2 radials and 2 inline with massive undercarriage


----------



## Smokey (Jan 10, 2007)

Supermarine B.12/36 bomber









> Following issue of Specification B.12/36 Mitchell submitted his tender in September 1936 for a four engined bomber. The plane was a single-spar, mid-wing monoplane, with swept back leading and straight trailing edges. Bombs could be carried in the fuselage as well as in the wings, reducing the overall size of the planes fuselage. Three possible engines were proposed (see below). The plans were accepted by the Air Ministry but unfortuanely the two prototypes, along with the detailed plans, were destroyed by the bombing of the Supermarine Works, Woolston in September 1940.
> 
> Type: Six crew bomber
> Engines: Four either 1,100hp Rolls-Royce Merlin, or 1,330hp Bristol Hercules, or 1,100 Napier Dagger
> ...



RJ Mitchell. A life in Aviation - Other Aircraft - From 1932 to 1937


----------



## k9kiwi (Jan 10, 2007)

And spec 12/36 gave birth to

Striling
Halifax
Manchester / Lancaster


----------



## rousseau (Jan 10, 2007)

Oh, yerh, it's unlucky, if the plan not was burned, Britian might has heavy bomber eralier. Thanks for your post


----------



## Chingachgook (Jan 12, 2007)

Does that say IN THE WINGS? interesting, wonder why no one did that during ww2? sort of a semi-lifting body?


----------



## the lancaster kicks ass (Jan 12, 2007)

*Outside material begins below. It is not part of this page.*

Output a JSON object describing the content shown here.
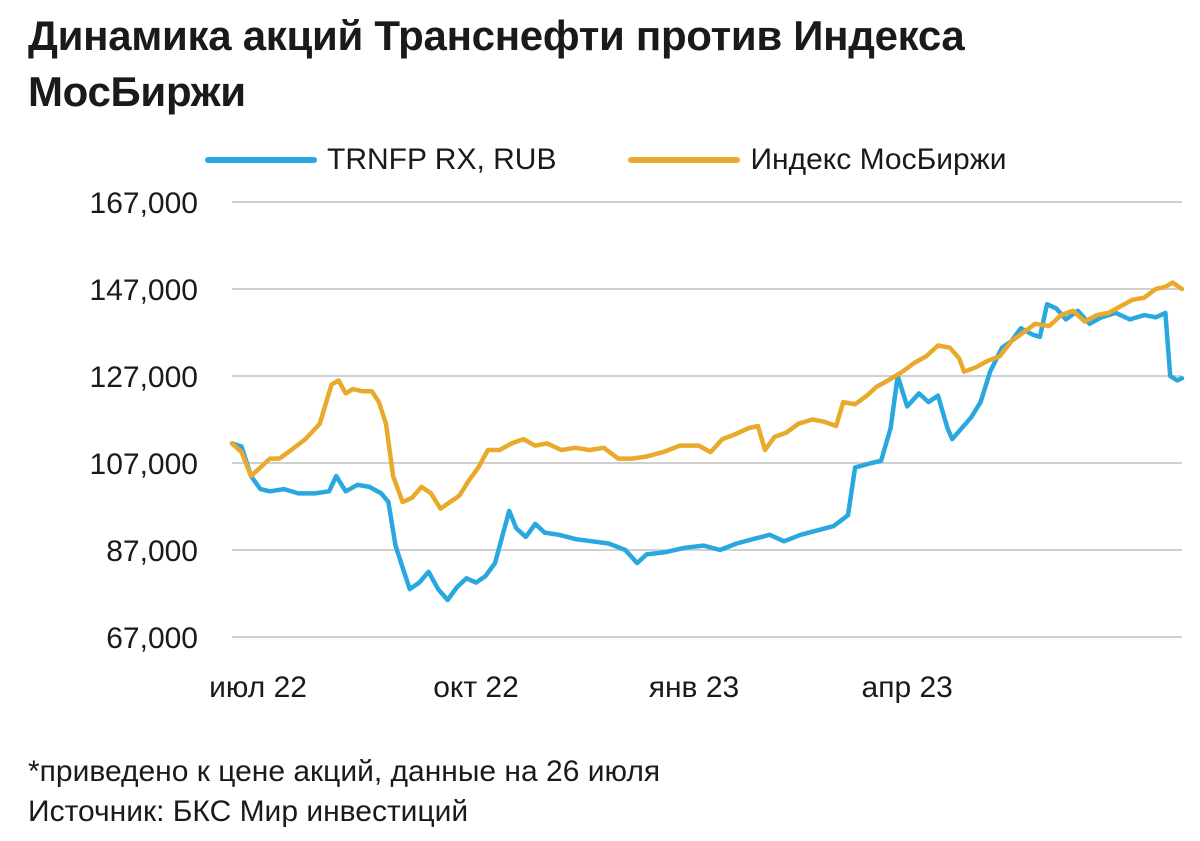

It was done on many occassions including with the Stirling or Halifax, can never remember which...........

and the Manchester/Lancaster _and_ the H.P.56/Halifax come from specification B.13/36, _not_ B.12/36.............


----------



## merlin (Jan 13, 2007)

The idea of having the bombs within the wing structure would've been a dead end. It was thought that many small bombs would be the ideal load. What was needed was a cavernous bomb bay - to house big bombs. The Lancaster Halifax were able to load the 4,000lb bomb and indeed the 'tallboy' 'grand slam' penetration bombs, because the initial specification called for the option of carrying a torpedo!
Such was the need for 4,000 lb bomb carriers that the Mosquito was adapted to carry one.


----------



## the lancaster kicks ass (Jan 13, 2007)

plus of course fuel could no longer be carried in the wings so i can only assume it went in the fusilage? massive CoG problems as fuel is used during flight!


----------